De entre os mais espectaculares exemplos de baluartes e torres portuguesas contam-se a Borj al-Bahr e a Borj al-Kamra, assim conhecidas hoje. A primeira foi construída entre 1508 e 1516 apontada ao mar e era utilizada para fiscalizar a chegada e partida de navios, com provisões e homens. A segunda, conhecida como "torre de menagem", era a principal torre da praça e marca a medina de Arzila com a sua presença imponente. Construída em 1509 e representada numa famosa ilustração quinhentista de Arzila, a torre tinha uma torre de quatro águas e cubelos nos quatro cantos. Estes elementos dizem respeito ao estilo português de arquitectura militar. Esta torre cumpria uma função já mais cerimonial que militar, transmitindo a imagem de poder. É o que resta da residência do governador da praça, construída sobre o antigo palácio do governador muçulmano.
História posterior
[editar | editar código-fonte]Em 1515 escasseou o gado em Arzila e o seu capitão, D. João Coutinho (filho de D. Vasco Coutinho) levou a cabo um ataque nocturno contra uma aldeia na região de Alcácer-Quibir a que os portugueses chamavam "Tintais". Partiu com 250 cavaleiros e conseguiu capturar o gado da aldeia. No caminho de regresso constataram que os rios secos haviam transbordado com as fortes chuvas e alagado as pontes e as margens.[14] Porém, como a guarnição de Alcácer-Quibir presumiu que os portugueses não se atreveriam a tanto sem o apoio da guarnição de Tânger, não os perseguiram e pôde D. João Coutinho regressar à fortaleza em segurança com os seus homens.[15]

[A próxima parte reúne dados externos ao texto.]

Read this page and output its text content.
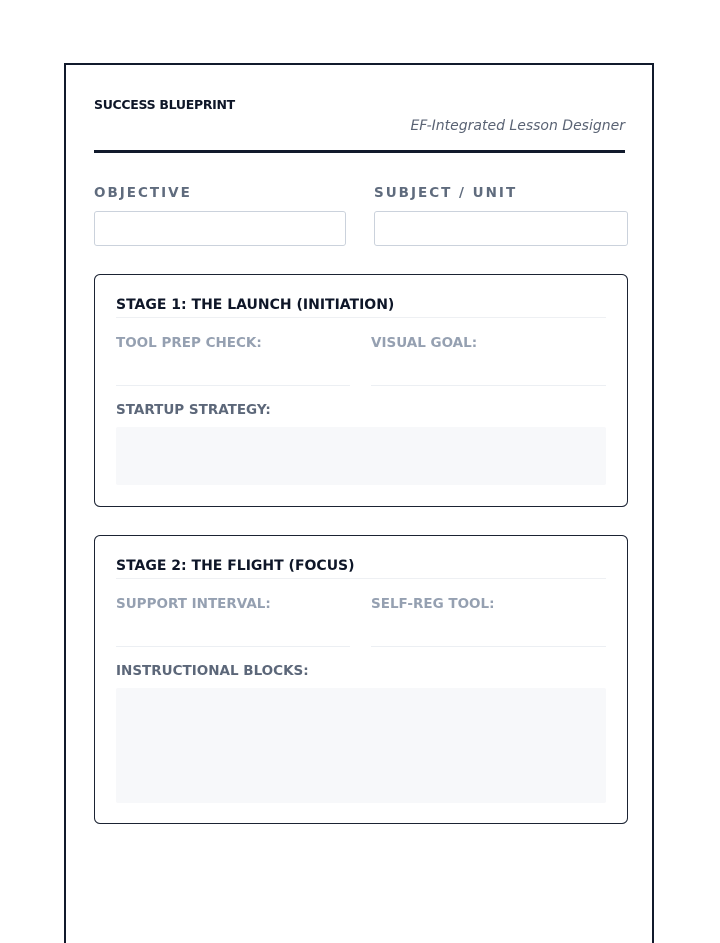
SUCCESS BLUEPRINT
EF-Integrated Lesson Designer
OBJECTIVE	SUBJECT / UNIT
STAGE 1: THE LAUNCH (INITIATION)
TOOL PREP CHECK:	VISUAL GOAL:
STARTUP STRATEGY:
STAGE 2: THE FLIGHT (FOCUS)
SUPPORT INTERVAL:	SELF-REG TOOL:
INSTRUCTIONAL BLOCKS:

O rei D. Manuel abriu uma feitoria em Arzila e criou também uma armada de guarda-costas chamada "armada do estreito", encarregue de patrulhar aquelas águas e defender os navios mercantes de ataques piratas. A feitoria foi provida de tecidos, sedas, chapéus, lacre, bordados, pedras semi-preciosas e especiarias muito procuradas por mercadores judeus e marroquinos. Ficou como seu feitor Francisco Ribeiro, Tomé Pires como escrivão, João Queimado como provedor e foi aberto também uma sucursal em Fez, cujo feitor era Francisco Gonçalves.[16] Passados alguns anos a cidade tornou-se um importante e estratégico centro comercial no comércio trans-sahariano do ouro.
Houve grande fome em Marrocos em 1521 e escassearam os víveres em Arzila, se bem que uma grande abundância de escravos, muitos vendidos pela família. O capitão D. João Coutinho atacou a região de Alcácer Quibir e, apesar de perseguido pelo alcaide daquela povoação, logrou regressar à fortaleza com 48 cativos e 2000 animais, ficando assim suprimidas as faltas em Arzila.[17]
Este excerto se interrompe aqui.